In the operational sense, “time is what a clock indicates”. In [1] we have studied how an “event” – a flash of light or a click in a detector – is localised with respect to different quantum clocks. We have shown that when the clocks gravitate, whether an event is localised in time or not depends on the clock used. This is in stark contrast to the classical notion of an event always being localised in time. Moreover, we have argued that the impossibility of finding a clock according to which all events are sharply localised in time is a signature of an indefinite causal structure. In such a structure it is not possible, not even in principle, to say whether an event A is before or after another event B.
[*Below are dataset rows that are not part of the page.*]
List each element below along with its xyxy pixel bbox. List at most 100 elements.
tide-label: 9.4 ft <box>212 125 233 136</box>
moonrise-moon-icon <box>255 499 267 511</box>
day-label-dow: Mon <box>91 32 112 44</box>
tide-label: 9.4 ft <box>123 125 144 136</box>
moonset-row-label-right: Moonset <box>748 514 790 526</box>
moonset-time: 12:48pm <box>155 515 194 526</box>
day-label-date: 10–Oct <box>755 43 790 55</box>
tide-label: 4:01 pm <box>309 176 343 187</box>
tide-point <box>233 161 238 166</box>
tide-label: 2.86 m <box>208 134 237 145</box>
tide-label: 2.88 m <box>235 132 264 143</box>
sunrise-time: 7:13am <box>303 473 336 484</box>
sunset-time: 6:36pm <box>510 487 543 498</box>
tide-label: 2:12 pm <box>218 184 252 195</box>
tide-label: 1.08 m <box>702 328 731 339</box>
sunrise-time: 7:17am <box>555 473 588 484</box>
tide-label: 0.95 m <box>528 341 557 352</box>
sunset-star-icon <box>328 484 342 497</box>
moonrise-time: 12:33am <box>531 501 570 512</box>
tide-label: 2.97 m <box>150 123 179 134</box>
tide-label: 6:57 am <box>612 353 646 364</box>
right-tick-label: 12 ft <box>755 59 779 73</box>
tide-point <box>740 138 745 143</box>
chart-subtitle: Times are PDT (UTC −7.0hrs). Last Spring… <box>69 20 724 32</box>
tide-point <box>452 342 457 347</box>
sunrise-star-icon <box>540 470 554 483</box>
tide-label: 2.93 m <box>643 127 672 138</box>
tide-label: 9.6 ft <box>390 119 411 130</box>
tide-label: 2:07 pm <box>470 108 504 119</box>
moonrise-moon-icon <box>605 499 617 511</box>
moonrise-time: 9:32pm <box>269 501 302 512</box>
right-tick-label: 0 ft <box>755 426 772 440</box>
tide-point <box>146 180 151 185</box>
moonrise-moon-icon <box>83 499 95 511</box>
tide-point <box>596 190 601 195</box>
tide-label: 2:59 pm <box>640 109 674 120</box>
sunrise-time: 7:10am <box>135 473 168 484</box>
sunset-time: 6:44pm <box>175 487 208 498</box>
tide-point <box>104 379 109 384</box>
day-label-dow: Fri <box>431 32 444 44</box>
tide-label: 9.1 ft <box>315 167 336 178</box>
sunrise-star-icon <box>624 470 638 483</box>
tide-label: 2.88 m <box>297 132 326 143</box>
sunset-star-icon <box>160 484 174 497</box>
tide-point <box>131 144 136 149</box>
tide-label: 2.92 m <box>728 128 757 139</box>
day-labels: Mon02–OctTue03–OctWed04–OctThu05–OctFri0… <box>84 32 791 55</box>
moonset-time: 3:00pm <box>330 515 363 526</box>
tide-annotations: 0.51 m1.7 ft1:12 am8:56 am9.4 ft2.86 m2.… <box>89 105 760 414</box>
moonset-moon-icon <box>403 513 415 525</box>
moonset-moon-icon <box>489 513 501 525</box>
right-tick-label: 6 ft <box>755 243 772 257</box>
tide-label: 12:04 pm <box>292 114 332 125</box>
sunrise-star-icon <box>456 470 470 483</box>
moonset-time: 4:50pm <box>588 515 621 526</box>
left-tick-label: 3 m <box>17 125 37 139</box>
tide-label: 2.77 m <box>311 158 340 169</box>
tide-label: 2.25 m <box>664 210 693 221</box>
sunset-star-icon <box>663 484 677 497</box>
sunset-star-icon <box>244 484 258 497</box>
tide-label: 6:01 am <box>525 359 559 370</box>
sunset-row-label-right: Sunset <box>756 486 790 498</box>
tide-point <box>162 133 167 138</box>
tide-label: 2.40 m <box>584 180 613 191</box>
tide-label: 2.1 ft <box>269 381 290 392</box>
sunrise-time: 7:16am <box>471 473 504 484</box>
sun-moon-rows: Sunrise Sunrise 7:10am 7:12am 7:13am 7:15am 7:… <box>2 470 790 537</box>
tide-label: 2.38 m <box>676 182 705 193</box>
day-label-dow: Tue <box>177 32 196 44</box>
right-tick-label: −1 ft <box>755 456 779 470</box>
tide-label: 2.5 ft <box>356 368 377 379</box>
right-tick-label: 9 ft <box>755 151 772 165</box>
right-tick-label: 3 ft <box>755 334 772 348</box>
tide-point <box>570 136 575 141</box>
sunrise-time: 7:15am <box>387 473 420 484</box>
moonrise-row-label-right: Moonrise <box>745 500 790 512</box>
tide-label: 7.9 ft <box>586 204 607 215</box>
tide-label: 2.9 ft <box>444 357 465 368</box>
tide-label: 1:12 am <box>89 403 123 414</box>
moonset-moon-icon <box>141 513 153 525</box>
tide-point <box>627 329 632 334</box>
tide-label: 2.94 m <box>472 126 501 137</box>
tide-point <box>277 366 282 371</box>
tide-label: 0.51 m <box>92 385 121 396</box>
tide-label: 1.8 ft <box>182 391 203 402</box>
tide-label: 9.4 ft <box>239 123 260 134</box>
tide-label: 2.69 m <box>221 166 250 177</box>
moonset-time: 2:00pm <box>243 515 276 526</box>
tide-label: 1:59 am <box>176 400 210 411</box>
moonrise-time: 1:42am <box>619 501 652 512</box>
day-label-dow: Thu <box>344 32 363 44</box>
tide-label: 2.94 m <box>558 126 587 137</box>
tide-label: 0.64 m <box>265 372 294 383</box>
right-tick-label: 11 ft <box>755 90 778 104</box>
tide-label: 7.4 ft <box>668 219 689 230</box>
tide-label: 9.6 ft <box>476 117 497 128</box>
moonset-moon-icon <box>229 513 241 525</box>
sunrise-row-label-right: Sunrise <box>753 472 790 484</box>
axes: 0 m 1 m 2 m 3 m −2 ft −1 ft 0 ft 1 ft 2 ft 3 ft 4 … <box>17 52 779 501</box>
Einstein’s Equivalence Principle (EEP) is the core of general relativity and states that all physical laws take their special-relativistic form in any local inertial frame. In the popular representation of its weak version, an observer in free fall does not experience being accelerated downwards (e.g. towards the earth), but weightless and without acceleration. However, the formulation of the EEP implicitly assumes that the reference frames are classical (i.e. constructed from classical rods and clocks) and that the background spacetime is well-defined. In [2], we introduce the “quantum local inertial frame”, which is bound to a free-falling quantum system in a curved spacetime or in a superposition of spacetimes. We show that from the perspective of such a frame, the laws of physics revert to their special-relativistic form. In our example, this would mean that an observer in free fall in a non-classical spacetime (e.g. generated by a large mass in a spatial superposition of two locations) would again experience weightlessness without knowing that she residues in a non-classical spacetime. The demonstration of this quantum extension of the EEP could pave the way to lay the conceptual foundations for a future theory of quantum gravity

[1] Quantum clocks and the temporal localisability of events in the presence of gravitating quantum systems. By Castro-Ruiz, E., Giacomini, F., Belenchia, A., & Brukner, Č. (2020). Published in Nature Communications, 11(1), 1-12.

[2] Einstein’s Equivalence principle for superpositions of gravitational fields. By F. Giacomini, C. Brukner.